The repel down was no cakewalk. The ropes got stuck twice. The first time it finally freed its self after three of us tugged on it. The second time I had to ascend the rope using prussic knots as ascenders and add a length of webbing and a locking carabineer to get the Figure-Eight knot in the rope past the sharp edge holding it. It would have only taken an hour to get back to the hut if we had topped out. Instead, it took us two hours to repel down and another 45 minutes to walk to the hut. After collecting our gear, we started the descent from the hut to Ian’s car. By then it was 6:00 PM and dark. We picked our way down the path with our headlamps. I didn’t get back to my hotel room until11:30 that night. I didn’t even wash off the grime from the weekend. I took off my boots and managed to take off one sock before I passed out.

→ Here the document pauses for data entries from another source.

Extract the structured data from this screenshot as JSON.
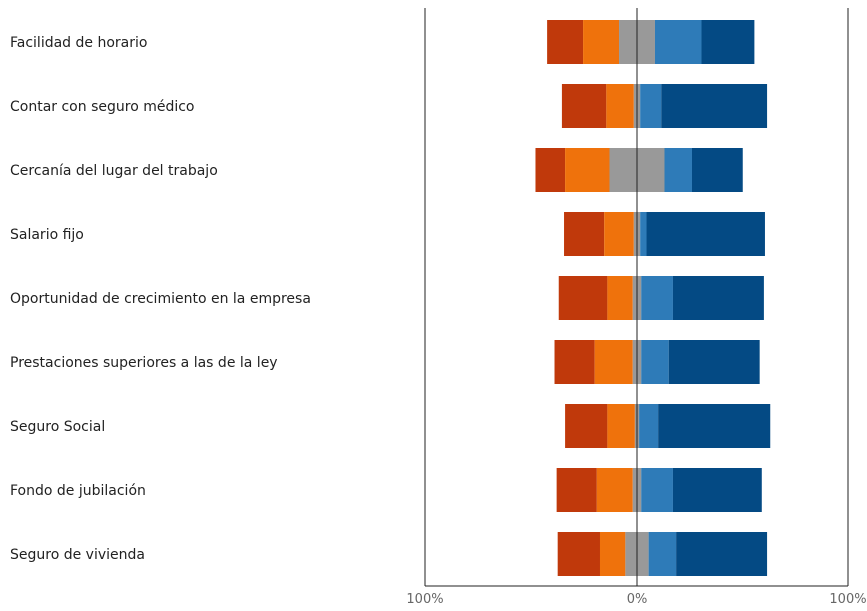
{
  "chart_data": {
    "type": "bar",
    "subtype": "diverging-stacked",
    "orientation": "horizontal",
    "title": "",
    "xlabel": "",
    "ylabel": "",
    "xlim": [
      -100,
      100
    ],
    "x_tick_labels": [
      "100%",
      "0%",
      "100%"
    ],
    "legend": "none",
    "grid": false,
    "categories": [
      "Facilidad de horario",
      "Contar con seguro médico",
      "Cercanía del lugar del trabajo",
      "Salario fijo",
      "Oportunidad de crecimiento en la empresa",
      "Prestaciones superiores a las de la ley",
      "Seguro Social",
      "Fondo de jubilación",
      "Seguro de vivienda"
    ],
    "series": [
      {
        "side": "negative",
        "color": "#c0390b",
        "values": [
          17,
          21,
          14,
          19,
          23,
          19,
          20,
          19,
          20
        ]
      },
      {
        "side": "negative",
        "color": "#ef720c",
        "values": [
          17,
          13,
          21,
          14,
          12,
          18,
          13,
          17,
          12
        ]
      },
      {
        "side": "neutral",
        "color": "#999999",
        "values": [
          17,
          3,
          26,
          3,
          4,
          4,
          2,
          4,
          11
        ]
      },
      {
        "side": "positive",
        "color": "#2e7bb8",
        "values": [
          22,
          10,
          13,
          3,
          15,
          13,
          9,
          15,
          13
        ]
      },
      {
        "side": "positive",
        "color": "#044a84",
        "values": [
          25,
          50,
          24,
          56,
          43,
          43,
          53,
          42,
          43
        ]
      }
    ]
  }
}
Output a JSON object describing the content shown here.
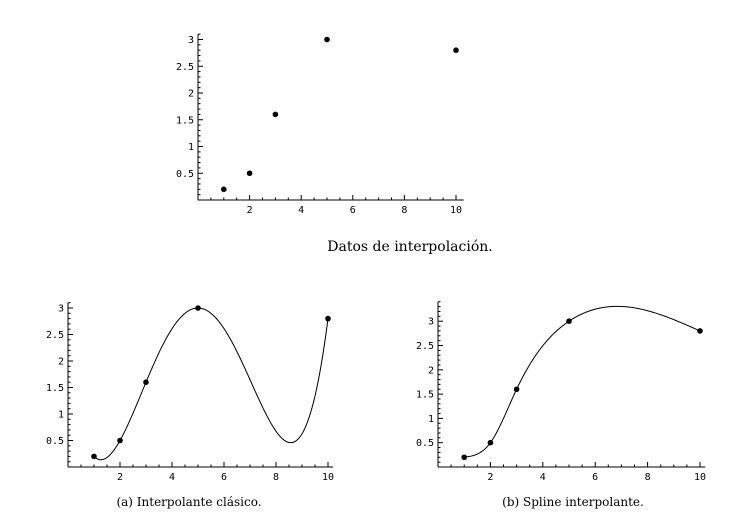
{
  "chart_data": [
    {
      "type": "scatter",
      "caption": "Datos de interpolación.",
      "points": [
        {
          "x": 1,
          "y": 0.2
        },
        {
          "x": 2,
          "y": 0.5
        },
        {
          "x": 3,
          "y": 1.6
        },
        {
          "x": 5,
          "y": 3
        },
        {
          "x": 10,
          "y": 2.8
        }
      ],
      "xticks": [
        2,
        4,
        6,
        8,
        10
      ],
      "yticks": [
        0.5,
        1,
        1.5,
        2,
        2.5,
        3
      ],
      "xlim": [
        0,
        10.3
      ],
      "ylim": [
        0,
        3.1
      ]
    },
    {
      "type": "line",
      "caption": "(a) Interpolante clásico.",
      "points": [
        {
          "x": 1,
          "y": 0.2
        },
        {
          "x": 2,
          "y": 0.5
        },
        {
          "x": 3,
          "y": 1.6
        },
        {
          "x": 5,
          "y": 3
        },
        {
          "x": 10,
          "y": 2.8
        }
      ],
      "curve": "polynomial",
      "xticks": [
        2,
        4,
        6,
        8,
        10
      ],
      "yticks": [
        0.5,
        1,
        1.5,
        2,
        2.5,
        3
      ],
      "xlim": [
        0,
        10.2
      ],
      "ylim": [
        0,
        3.1
      ]
    },
    {
      "type": "line",
      "caption": "(b) Spline interpolante.",
      "points": [
        {
          "x": 1,
          "y": 0.2
        },
        {
          "x": 2,
          "y": 0.5
        },
        {
          "x": 3,
          "y": 1.6
        },
        {
          "x": 5,
          "y": 3
        },
        {
          "x": 10,
          "y": 2.8
        }
      ],
      "curve": "spline",
      "xticks": [
        2,
        4,
        6,
        8,
        10
      ],
      "yticks": [
        0.5,
        1,
        1.5,
        2,
        2.5,
        3
      ],
      "xlim": [
        0,
        10.2
      ],
      "ylim": [
        0,
        3.4
      ]
    }
  ]
}
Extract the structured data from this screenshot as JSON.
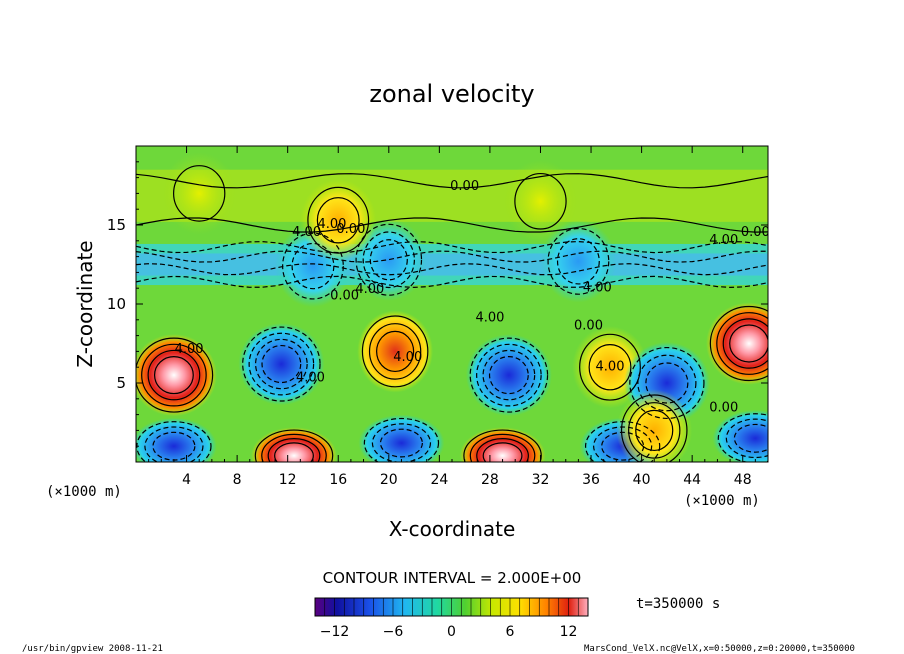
{
  "chart_data": {
    "type": "heatmap",
    "title": "zonal velocity",
    "xlabel": "X-coordinate",
    "ylabel": "Z-coordinate",
    "x_unit_label": "(×1000 m)",
    "z_unit_label": "(×1000 m)",
    "xlim": [
      0,
      50
    ],
    "ylim": [
      0,
      20
    ],
    "x_ticks": [
      "4",
      "8",
      "12",
      "16",
      "20",
      "24",
      "28",
      "32",
      "36",
      "40",
      "44",
      "48"
    ],
    "y_ticks": [
      "5",
      "10",
      "15"
    ],
    "contour_interval_text": "CONTOUR INTERVAL = 2.000E+00",
    "time_text": "t=350000 s",
    "colorbar": {
      "min": -14,
      "max": 14,
      "tick_labels": [
        "−12",
        "−6",
        "0",
        "6",
        "12"
      ],
      "tick_values": [
        -12,
        -6,
        0,
        6,
        12
      ]
    },
    "contour_labels": [
      {
        "text": "0.00",
        "x": 26,
        "z": 17.2
      },
      {
        "text": "4.00",
        "x": 13.5,
        "z": 14.3
      },
      {
        "text": "4.00",
        "x": 15.5,
        "z": 14.8
      },
      {
        "text": "0.00",
        "x": 17,
        "z": 14.5
      },
      {
        "text": "4.00",
        "x": 46.5,
        "z": 13.8
      },
      {
        "text": "0.00",
        "x": 49,
        "z": 14.3
      },
      {
        "text": "0.00",
        "x": 16.5,
        "z": 10.3
      },
      {
        "text": "4.00",
        "x": 18.5,
        "z": 10.7
      },
      {
        "text": "4.00",
        "x": 36.5,
        "z": 10.8
      },
      {
        "text": "4.00",
        "x": 28,
        "z": 8.9
      },
      {
        "text": "0.00",
        "x": 35.8,
        "z": 8.4
      },
      {
        "text": "4.00",
        "x": 4.2,
        "z": 6.9
      },
      {
        "text": "4.00",
        "x": 21.5,
        "z": 6.4
      },
      {
        "text": "4.00",
        "x": 13.8,
        "z": 5.1
      },
      {
        "text": "4.00",
        "x": 37.5,
        "z": 5.8
      },
      {
        "text": "0.00",
        "x": 46.5,
        "z": 3.2
      }
    ],
    "features": [
      {
        "x": 3,
        "z": 5.5,
        "u": 14
      },
      {
        "x": 11.5,
        "z": 6.2,
        "u": -12
      },
      {
        "x": 20.5,
        "z": 7.0,
        "u": 10
      },
      {
        "x": 29.5,
        "z": 5.5,
        "u": -11
      },
      {
        "x": 37.5,
        "z": 6.0,
        "u": 7
      },
      {
        "x": 42,
        "z": 5.0,
        "u": -9
      },
      {
        "x": 48.5,
        "z": 7.5,
        "u": 12
      },
      {
        "x": 12.5,
        "z": 0.4,
        "u": 14
      },
      {
        "x": 29,
        "z": 0.4,
        "u": 14
      },
      {
        "x": 3,
        "z": 1.0,
        "u": -10
      },
      {
        "x": 21,
        "z": 1.2,
        "u": -9
      },
      {
        "x": 38.5,
        "z": 1.0,
        "u": -10
      },
      {
        "x": 49,
        "z": 1.5,
        "u": -10
      },
      {
        "x": 41,
        "z": 2.0,
        "u": 8
      },
      {
        "x": 20,
        "z": 12.8,
        "u": -8
      },
      {
        "x": 35,
        "z": 12.7,
        "u": -6
      },
      {
        "x": 14,
        "z": 12.4,
        "u": -6
      },
      {
        "x": 16,
        "z": 15.3,
        "u": 6
      },
      {
        "x": 32,
        "z": 16.5,
        "u": 4
      },
      {
        "x": 5,
        "z": 17.0,
        "u": 4
      }
    ]
  },
  "footer": {
    "left": "/usr/bin/gpview   2008-11-21",
    "right": "MarsCond_VelX.nc@VelX,x=0:50000,z=0:20000,t=350000"
  }
}
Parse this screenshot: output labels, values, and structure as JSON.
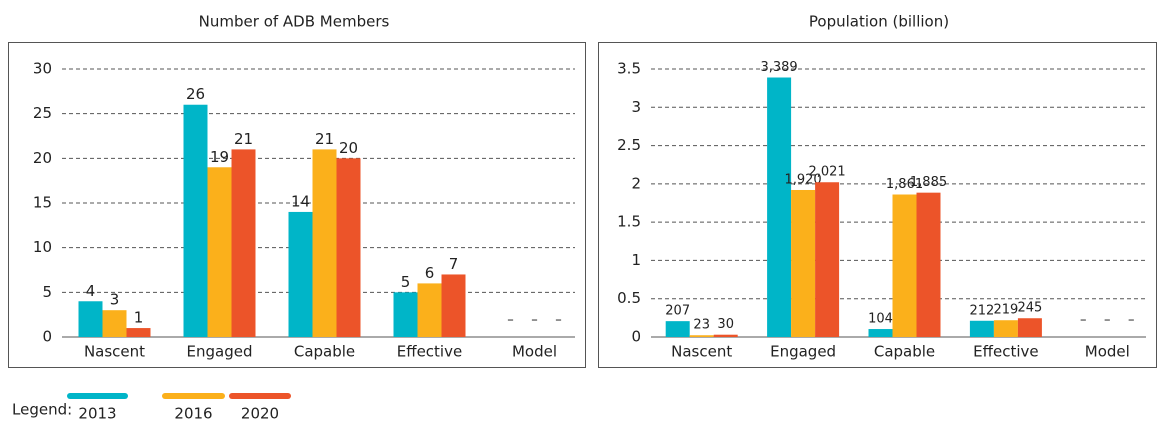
{
  "chart_data": [
    {
      "type": "bar",
      "title": "Number of ADB Members",
      "categories": [
        "Nascent",
        "Engaged",
        "Capable",
        "Effective",
        "Model"
      ],
      "series": [
        {
          "name": "2013",
          "color": "#00b5c8",
          "values": [
            4,
            26,
            14,
            5,
            null
          ],
          "value_labels": [
            "4",
            "26",
            "14",
            "5",
            "–"
          ]
        },
        {
          "name": "2016",
          "color": "#fbb01b",
          "values": [
            3,
            19,
            21,
            6,
            null
          ],
          "value_labels": [
            "3",
            "19",
            "21",
            "6",
            "–"
          ]
        },
        {
          "name": "2020",
          "color": "#ec5429",
          "values": [
            1,
            21,
            20,
            7,
            null
          ],
          "value_labels": [
            "1",
            "21",
            "20",
            "7",
            "–"
          ]
        }
      ],
      "ylim": [
        0,
        30
      ],
      "yticks": [
        0,
        5,
        10,
        15,
        20,
        25,
        30
      ],
      "grid": true
    },
    {
      "type": "bar",
      "title": "Population (billion)",
      "categories": [
        "Nascent",
        "Engaged",
        "Capable",
        "Effective",
        "Model"
      ],
      "series": [
        {
          "color": "#00b5c8",
          "values": [
            0.207,
            3.389,
            0.104,
            0.212,
            null
          ],
          "value_labels": [
            "207",
            "3,389",
            "104",
            "212",
            "–"
          ]
        },
        {
          "color": "#fbb01b",
          "values": [
            0.023,
            1.92,
            1.861,
            0.219,
            null
          ],
          "value_labels": [
            "23",
            "1,920",
            "1,861",
            "219",
            "–"
          ]
        },
        {
          "color": "#ec5429",
          "values": [
            0.03,
            2.021,
            1.885,
            0.245,
            null
          ],
          "value_labels": [
            "30",
            "2,021",
            "1,885",
            "245",
            "–"
          ]
        }
      ],
      "ylim": [
        0,
        3.5
      ],
      "yticks": [
        0,
        0.5,
        1,
        1.5,
        2,
        2.5,
        3,
        3.5
      ],
      "grid": true
    }
  ],
  "legend": {
    "label": "Legend:"
  }
}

With all of the flaws of the trip aside, I wouldn’t trade anything for the experience. I climbed twelve pitches of a fourteen-pitch route. There were some magnificent views of the mountains, glacier, and valleys below. I got to experience climbing in one of the sports holiest countries and in an area that is significant in the annals of climbing history. Just how many people can say that they spent a weekend climbing in the Swiss Alps? And I learned that thinking about running water really helps out absolutely anywhere when one needs to pee.